For teams in search of a starting quarterback this offseason, the options are varied, but all are expensive.

This year’s quarterback class contains several intriguing prospects, but all have questions that make using a high first-round pick on them a substantial risk.

If teams want a veteran pivot, then Tony Romo, Tyrod Taylor, or Jay Cutler might be available, though all would require a significant contract and have questions about their play or injury history.

For teams wanting to make a franchise-altering move, Jimmy Garoppolo is likely available in exchange for a first-round pick, while the soon-to-be franchise-tagged Kirk Cousins could be acquired by a team willing to give up two first-rounders and an elite-level contract extension.

In short, if a team wants to make a move for a starting-caliber quarterback, it’s going to cost big.

However, there’s one option who’s being overlooked and could cost significantly less: Mike Glennon.

The quarterback who’s spent the last two seasons backing up Jameis Winston in Tampa Bay is set to hit the open market in several weeks and could be an ideal stop-gap starter, but with the added benefit of an untapped ceiling.

Glennon has thrown just 11 regular-season passes over the past two campaigns, but he got significant work over the first two years of his career.

The 27-year-old’s career stats – 4,100 passing yards on 630 attempts, 59.4 percent completion percentage, and 30 touchdowns to 15 interceptions – equates to one solid season of production, which is significantly more than Jimmy Garoppolo has produced and is also more than Brock Osweiler had when he signed a big-money deal last offseason.

Somehow, Garoppolo has been deemed worthy of a first-round pick and contract extension in the region of Osweiler’s $18 million per year, while Glennon is getting little to no buzz as a potential starter.

Yes, Garoppolo is younger and could be the better player, but is his potential so high that it’s worth the significant investment and draft capital it will take to get him?

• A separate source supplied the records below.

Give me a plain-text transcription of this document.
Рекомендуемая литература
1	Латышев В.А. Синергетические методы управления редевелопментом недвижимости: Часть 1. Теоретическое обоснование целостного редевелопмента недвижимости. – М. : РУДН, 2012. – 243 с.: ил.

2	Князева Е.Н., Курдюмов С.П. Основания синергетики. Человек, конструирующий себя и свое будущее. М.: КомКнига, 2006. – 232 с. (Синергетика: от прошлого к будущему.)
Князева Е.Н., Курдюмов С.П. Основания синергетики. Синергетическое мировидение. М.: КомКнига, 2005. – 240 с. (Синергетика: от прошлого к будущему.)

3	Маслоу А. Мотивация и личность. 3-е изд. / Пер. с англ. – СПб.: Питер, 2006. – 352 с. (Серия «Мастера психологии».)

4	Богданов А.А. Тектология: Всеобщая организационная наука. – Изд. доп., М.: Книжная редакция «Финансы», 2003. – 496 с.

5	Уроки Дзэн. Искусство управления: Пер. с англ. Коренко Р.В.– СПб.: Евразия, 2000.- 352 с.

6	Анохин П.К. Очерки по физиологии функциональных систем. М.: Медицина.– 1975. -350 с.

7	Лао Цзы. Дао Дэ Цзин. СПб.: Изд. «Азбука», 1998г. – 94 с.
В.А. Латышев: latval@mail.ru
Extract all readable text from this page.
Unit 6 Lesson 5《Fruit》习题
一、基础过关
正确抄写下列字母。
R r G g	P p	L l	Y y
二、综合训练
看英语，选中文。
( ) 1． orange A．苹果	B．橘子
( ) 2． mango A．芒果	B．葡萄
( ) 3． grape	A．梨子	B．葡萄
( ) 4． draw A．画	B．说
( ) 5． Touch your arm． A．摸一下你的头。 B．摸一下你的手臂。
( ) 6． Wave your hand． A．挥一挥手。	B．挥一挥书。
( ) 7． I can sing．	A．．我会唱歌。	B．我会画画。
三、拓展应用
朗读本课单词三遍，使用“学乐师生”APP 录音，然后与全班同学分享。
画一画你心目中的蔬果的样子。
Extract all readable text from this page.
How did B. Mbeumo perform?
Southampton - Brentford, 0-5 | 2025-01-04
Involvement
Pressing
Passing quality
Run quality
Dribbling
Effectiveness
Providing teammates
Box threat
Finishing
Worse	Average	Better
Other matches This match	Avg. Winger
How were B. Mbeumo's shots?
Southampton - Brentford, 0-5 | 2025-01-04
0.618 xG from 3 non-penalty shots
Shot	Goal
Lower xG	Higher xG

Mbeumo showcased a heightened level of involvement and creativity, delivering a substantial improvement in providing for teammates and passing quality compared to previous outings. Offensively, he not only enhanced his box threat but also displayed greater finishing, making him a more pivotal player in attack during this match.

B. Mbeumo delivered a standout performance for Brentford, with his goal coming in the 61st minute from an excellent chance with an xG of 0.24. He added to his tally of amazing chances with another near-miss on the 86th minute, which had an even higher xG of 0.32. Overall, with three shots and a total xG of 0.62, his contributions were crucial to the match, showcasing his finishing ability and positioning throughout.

Glennon will cost less than the likes of Cutler, is better than the likes of Brian Hoyer, and signing him doesn’t crown him your franchise quarterback like with Garoppolo or Cousins. He will likely command $10 to $13 million a year – a relative bargain for a starter in today’s NFL – and wouldn’t require significant guaranteed money.

For teams like the New York Jets, San Francisco 49ers, or Chicago Bears, the most cost-effective path could be signing Glennon and also drafting a quarterback in the first few rounds.

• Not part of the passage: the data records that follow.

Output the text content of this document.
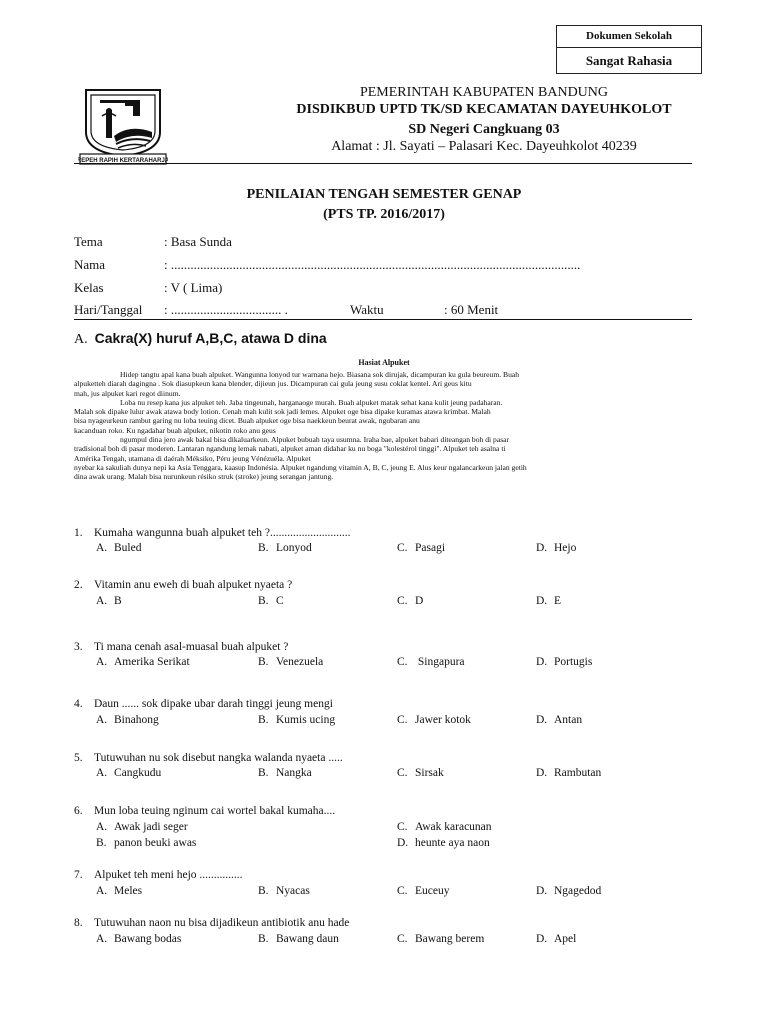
Dokumen Sekolah
Sangat Rahasia
REPEH RAPIH KERTARAHARJA
PEMERINTAH KABUPATEN BANDUNG
DISDIKBUD UPTD TK/SD KECAMATAN DAYEUHKOLOT
SD Negeri Cangkuang 03
Alamat : Jl. Sayati – Palasari Kec. Dayeuhkolot 40239
PENILAIAN TENGAH SEMESTER GENAP
(PTS TP. 2016/2017)
Tema	: Basa Sunda
Nama	: ..............................................................................................................................
Kelas	: V ( Lima)
Hari/Tanggal : .................................. .	Waktu	: 60 Menit
A. Cakra(X) huruf A,B,C, atawa D dina
Hasiat Alpuket

Hidep tangtu apal kana buah alpuket. Wangunna lonyod tur warnana hejo. Biasana sok dirujak, dicampuran ku gula beureum. Buah

alpuketteh diarah dagingna . Sok diasupkeun kana blender, dijieun jus. Dicampuran cai gula jeung susu coklat kentel. Ari geus kitu

mah, jus alpuket kari regot diinum.

Loba nu resep kana jus alpuket teh. Jaba tingeunah, harganaoge murah. Buah alpuket matak sehat kana kulit jeung padaharan.

Malah sok dipake lulur awak atawa body lotion. Cenah mah kulit sok jadi lemes. Alpuket oge bisa dipake kuramas atawa krimbat. Malah

bisa nyageurkeun rambut garing nu loba teuing dicet. Buah alpuket oge bisa naekkeun beurat awak, ngubaran anu

kacanduan roko. Ku ngadahar buah alpuket, nikotin roko anu geus

ngumpul dina jero awak bakal bisa dikaluarkeun. Alpuket bubuah taya usumna. Iraha bae, alpuket babari diteangan boh di pasar

tradisional boh di pasar moderen. Lantaran ngandung lemak nabati, alpuket aman didahar ku nu boga "kolestérol tinggi". Alpuket teh asalna ti

Amérika Tengah, utamana di daérah Méksiko, Péru jeung Vénézuéla. Alpuket

nyebar ka sakuliah dunya nepi ka Asia Tenggara, kaasup Indonésia. Alpuket ngandung vitamin A, B, C, jeung E. Alus keur ngalancarkeun jalan getih

dina awak urang. Malah bisa nurunkeun résiko struk (stroke) jeung serangan jantung.

1. Kumaha wangunna buah alpuket teh ?............................
A. Buled	B. Lonyod	C. Pasagi	D. Hejo
2. Vitamin anu eweh di buah alpuket nyaeta ?
A. B	B. C	C. D	D. E
3. Ti mana cenah asal-muasal buah alpuket ?
A. Amerika Serikat	B. Venezuela	C. Singapura	D. Portugis
4. Daun ...... sok dipake ubar darah tinggi jeung mengi
A. Binahong	B. Kumis ucing	C. Jawer kotok	D. Antan
5. Tutuwuhan nu sok disebut nangka walanda nyaeta .....
A. Cangkudu	B. Nangka	C. Sirsak	D. Rambutan
6. Mun loba teuing nginum cai wortel bakal kumaha....
A. Awak jadi seger
B. panon beuki awas
C. Awak karacunan
D. heunte aya naon
7. Alpuket teh meni hejo ...............
A. Meles	B. Nyacas	C. Euceuy	D. Ngagedod
8. Tutuwuhan naon nu bisa dijadikeun antibiotik anu hade
A. Bawang bodas	B. Bawang daun	C. Bawang berem	D. Apel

This would not only allow the young passer to sit for a year, but it gives Glennon time in the limelight to boost his reputation. If he establishes himself as a solid starter, he could then be traded for a significant amount when the young quarterback is ready to take the reins.

A Glennon signing isn’t without its risks, but in a quarterback market that continues to demand teams mortgage their futures to acquire a starter, it’s a relatively small gamble that could pay off in a huge way for whatever team rolls the dice.